Il parlamento norvegese ha votando a larga maggioranza un progetto di legge che ha esteso il diritto all’aborto dalla dodicesima alla diciottesima settimana, sostituendo così la normativa attualmente in vigore, adottata nel 1978, proprio come già avviene nella confinante Svezia. In realtà, fino a oggi in Norvegia era possibile abortire oltre la dodicesima settimana, ma solo dopo aver ricevuto il benestare di un comitato di valutazione composto da due medici (un uomo e una donna). La legge estende alla diciottesima settimana anche la possibilità per una donna di ridurre il numero dei feti in caso di gravidanza multipla. Scorrendo i dati dell’Istituto norvegese di sanità pubblica, l’anno scorso l’83,7 per cento degli aborti è stato effettuato prima della nona settimana di gravidanza e solo il 4,7 per cento è stato effettuato dopo la dodicesima settimana, con l’approvazione del comitato di valutazione.

I vicini Stati dell’Europa occidentale che oggi consentono gli aborti più tardivi sono il Regno Unito e i Paesi Bassi (ventiquattro settimane), e l’Islanda (ventidue). A maggio anche la Danimarca ha annunciato di voler estendere il limite dalla dodicesima alla diciottesima settimana con una legge che, se approvata, entrerà in vigore il 1 giugno 2025. Ricordiamo che in Italia è consentito abortire entro i primi 90 giorni di gestazione in base alla legge 194 del 1978 Norme per la tutela della maternità e sull'interruzione volontaria di gravidanza, che sancisce le modalità del ricorso all’aborto volontario; oltre i 90 giorni quando la gravidanza o il parto comportino un grave pericolo per la vita della donna, oppure quando siano state accertate gravi anomalie del feto che potrebbero danneggiare la salute psicofisica della donna. Per capirne di più e riflettere su quanto è stato votato in Norvegia, abbiamo chiesto a Barbara Lalli, giornalista e bioeticisa, autrice di Mai dati. Dati aperti sulla 194 (Fandango libri ed.) e del podcast Affittasi utero di rispondere alle nostre domande.
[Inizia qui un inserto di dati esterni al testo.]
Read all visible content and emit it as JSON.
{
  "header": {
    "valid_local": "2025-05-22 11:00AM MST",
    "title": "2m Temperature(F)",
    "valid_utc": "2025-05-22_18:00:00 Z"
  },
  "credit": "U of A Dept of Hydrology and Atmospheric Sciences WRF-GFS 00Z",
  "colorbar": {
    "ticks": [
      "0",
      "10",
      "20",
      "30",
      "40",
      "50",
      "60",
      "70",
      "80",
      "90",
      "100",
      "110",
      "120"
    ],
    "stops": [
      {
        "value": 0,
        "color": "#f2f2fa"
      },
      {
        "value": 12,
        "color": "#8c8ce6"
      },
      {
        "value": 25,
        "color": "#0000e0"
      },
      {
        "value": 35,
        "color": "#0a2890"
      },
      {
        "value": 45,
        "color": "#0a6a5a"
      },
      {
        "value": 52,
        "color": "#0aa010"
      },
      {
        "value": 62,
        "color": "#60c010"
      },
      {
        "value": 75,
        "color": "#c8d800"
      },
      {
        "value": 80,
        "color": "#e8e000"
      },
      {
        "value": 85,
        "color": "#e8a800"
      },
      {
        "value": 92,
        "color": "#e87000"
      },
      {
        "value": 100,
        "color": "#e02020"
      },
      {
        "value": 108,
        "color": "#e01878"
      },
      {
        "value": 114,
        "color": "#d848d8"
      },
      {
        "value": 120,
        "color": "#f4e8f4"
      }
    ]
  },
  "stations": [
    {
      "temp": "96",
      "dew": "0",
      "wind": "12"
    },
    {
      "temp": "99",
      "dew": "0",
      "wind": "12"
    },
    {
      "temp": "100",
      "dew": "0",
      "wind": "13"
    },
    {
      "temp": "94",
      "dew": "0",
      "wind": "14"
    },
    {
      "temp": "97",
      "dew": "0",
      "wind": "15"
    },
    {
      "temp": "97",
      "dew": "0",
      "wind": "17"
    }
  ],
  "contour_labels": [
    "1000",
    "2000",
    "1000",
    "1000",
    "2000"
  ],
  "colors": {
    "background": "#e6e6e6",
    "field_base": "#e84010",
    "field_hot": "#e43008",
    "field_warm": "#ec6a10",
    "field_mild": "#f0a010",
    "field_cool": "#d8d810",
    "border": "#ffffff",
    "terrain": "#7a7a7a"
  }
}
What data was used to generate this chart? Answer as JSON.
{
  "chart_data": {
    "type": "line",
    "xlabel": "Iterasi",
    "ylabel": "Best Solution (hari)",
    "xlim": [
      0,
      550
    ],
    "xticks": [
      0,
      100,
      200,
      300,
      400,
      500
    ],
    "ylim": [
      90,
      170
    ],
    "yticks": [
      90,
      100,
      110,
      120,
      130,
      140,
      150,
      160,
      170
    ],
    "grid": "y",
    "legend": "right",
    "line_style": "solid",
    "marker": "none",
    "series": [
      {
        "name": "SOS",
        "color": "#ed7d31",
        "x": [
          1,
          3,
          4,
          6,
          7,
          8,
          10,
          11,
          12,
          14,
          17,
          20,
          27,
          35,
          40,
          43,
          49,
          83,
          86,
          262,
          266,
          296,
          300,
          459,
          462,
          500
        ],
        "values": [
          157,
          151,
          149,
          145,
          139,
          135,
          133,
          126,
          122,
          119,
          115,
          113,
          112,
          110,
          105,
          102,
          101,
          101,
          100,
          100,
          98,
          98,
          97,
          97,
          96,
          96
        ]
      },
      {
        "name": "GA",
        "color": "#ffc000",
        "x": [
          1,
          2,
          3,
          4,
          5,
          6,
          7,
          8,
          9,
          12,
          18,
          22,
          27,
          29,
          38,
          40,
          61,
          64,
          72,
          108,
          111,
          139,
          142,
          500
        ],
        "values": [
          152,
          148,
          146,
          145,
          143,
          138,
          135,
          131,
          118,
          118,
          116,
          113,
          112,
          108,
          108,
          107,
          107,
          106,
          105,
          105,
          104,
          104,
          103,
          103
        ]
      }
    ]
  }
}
Mai dati. Dati aperti (sulla 194). Perché sono nostri e perché ci servono per scegliere

Mai dati. Dati aperti (sulla 194). Perché sono nostri e perché ci servono per scegliere

Innanzitutto, la notizia norvegese è una buona notizia per le donne?
Direi di sì, perché a volte può servire più tempo (anche se clinicamente e moralmente è preferibile abortire prima possibile ma, appunto, non sempre è possibile). Qualsiasi limite temporale, poi, è inevitabilmente arbitrario perché dobbiamo stabilire un momento in cui cambi qualcosa (prima puoi abortire e dopo no) rispetto a un processo che è continuo, come ogni processo biologico. Tuttavia ci sono dei criteri che possiamo usare per orientarci. Se pensiamo che l'embrione sia sempre e subito una persona ci siamo tolti dalla difficoltà di dire quando accade e in che modo questo incide sulla possibilità di abortire. In caso contrario, quand'è che l'embrione acquisisce dei diritti? Quando diventa una persona e quando può sopravvivere da solo? Dipende anche da dove nasce e dalle sue condizioni; 18 settimane è un limite abbastanza lontano dalla viability (cioè il momento in cui il feto ha raggiunto la possibilità di vivere al di fuori dell'utero, ndr).

Quale dovrebbe essere il termine "giusto" a cui una buona legge sull'aborto dovrebbe tendere?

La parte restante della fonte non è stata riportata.